La ira de narciso / Dramaturgia: Sergio Blanco / Intérprete: Gerardo Otero / Iluminación: Ricardo Sica / Escenografía: Gonzalo Córdoba Estévez / Video: Francisco Castro Pizzo / Entrenamiento corporal: Viviana Iasparra / Asistencia de dirección: María García de Oteyza / Producción: Maxime Seugé, Jonathan Zak / Dirección: Corina Fiorillo / Funciones: jueves y viernes, a las 20.30 / Sala: Timbre 4, México 3554 / Duración: 80 minutos / Nuestra opinión: muy buena
Tras la muy elogiada Tebas Land, Corina Fiorillo vuelve a dirigir un texto del dramaturgo uruguayo Sergio Blanco. Hay aquí varios de los procedimientos de su pieza anterior, empezando por su pacto de autoficción. La pieza se organiza alrededor de un personaje que es el propio Sergio Blanco, encarnado por Gerardo Otero. Esas coordenadas enturbian al máximo el difuso límite entre realidad y ficción. Otero aclarará el código, pero, al hacerlo, marca una de las cuestiones más ricas de la obra: las relaciones siempre complejas entre un texto y su puesta.
El espacio, uno de los grandes aciertos de La ira de Narciso, se arma a partir del piso apenas elevado, las luces a vista que el actor operará y una serie de pantallas. La puesta enfatiza su artificialidad, denuncia sus condiciones de producción. Aquí nada falta y nada sobra, ninguna pieza es superflua en el engranaje que presenta Fiorillo. La sala de Timbre 4 se aprovecha también en sus pliegues, las escaleras que separan las filas de butacas, las puertas por las que el actor entra a escena consiguen una densidad poética al utilizarse.
La obra trata del viaje de Sergio Blanco a un congreso en Liubliana, capital de Eslovenia, donde va a dar una conferencia sobre el mítico Narciso. Mediante una aplicación de citas para teléfonos celulares, tiene un encuentro con un joven en su hotel.
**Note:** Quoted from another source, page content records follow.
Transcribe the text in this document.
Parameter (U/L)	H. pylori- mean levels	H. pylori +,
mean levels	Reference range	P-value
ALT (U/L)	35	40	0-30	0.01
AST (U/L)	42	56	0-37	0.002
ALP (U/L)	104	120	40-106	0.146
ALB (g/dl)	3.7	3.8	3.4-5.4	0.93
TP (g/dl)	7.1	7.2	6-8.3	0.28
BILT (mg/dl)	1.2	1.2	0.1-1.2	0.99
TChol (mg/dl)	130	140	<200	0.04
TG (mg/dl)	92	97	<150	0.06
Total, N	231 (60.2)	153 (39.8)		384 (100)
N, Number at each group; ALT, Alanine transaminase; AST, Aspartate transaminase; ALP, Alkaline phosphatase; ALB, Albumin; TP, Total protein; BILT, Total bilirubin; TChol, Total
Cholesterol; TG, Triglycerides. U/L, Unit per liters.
La relación se enturbia con el paso de los días y la presencia de una serie de manchas de sangre que Blanco descubre en su habitación y llevan la pieza a un registro de policial.
Gerardo Otero se ofrece a un texto y un papel que exigen una máxima exposición. Tiene buenas herramientas para hacerlo: dicción clara, concentración superlativa, cuerpo dispuesto y, quizá lo más valioso, un gran trabajo de foco. Si la historia pasa clara es por el saber mirar que utiliza. Su foco cambia cuando es un personaje u otro, cuando apela a un espacio del recuerdo o a algo que está mirando en ese momento, un trabajo sutil que compone un universo. La iluminación de Ricardo Sica y el vestuario de Gonzalo Córdoba Estévez saben, también, jugar al límite entre lo que muestran y lo que ocultan.
El mito de Narciso es, entre otras cosas, un mito de la mirada. El reflejo del ojo del bello joven contra el agua de la fuente que terminó por condenarlo habla de un juego de repeticiones, de espejos que se miran, de un abismo que se refleja en otro. Esto está en la obra, la acumulación de objetos iguales recorre toda la pieza, sean latas de gaseosa o muñequitos. La batalla de la repetición es, también, la que se libra entre una dramaturgia en extremo inteligente y el cuerpo del actor. Si el texto entraría bien en una antología literaria, hay algo del cuerpo de Otero que lo lleva a otra zona, ambigua. Como esa escena en la que da forma a una extraña danza con movimientos boxísticos, testimonio de un cuerpo que se resiste y lucha a la sujeción que las palabras, por momentos, parecen exigir.
Los puntos de fuga que ofrece la pieza son sus momentos más ricos, esos que no cierran con la lógica estricta que el policial demanda, donde los múltiples planos y paradojas con los que juega La ira de Narciso encuentran su unión.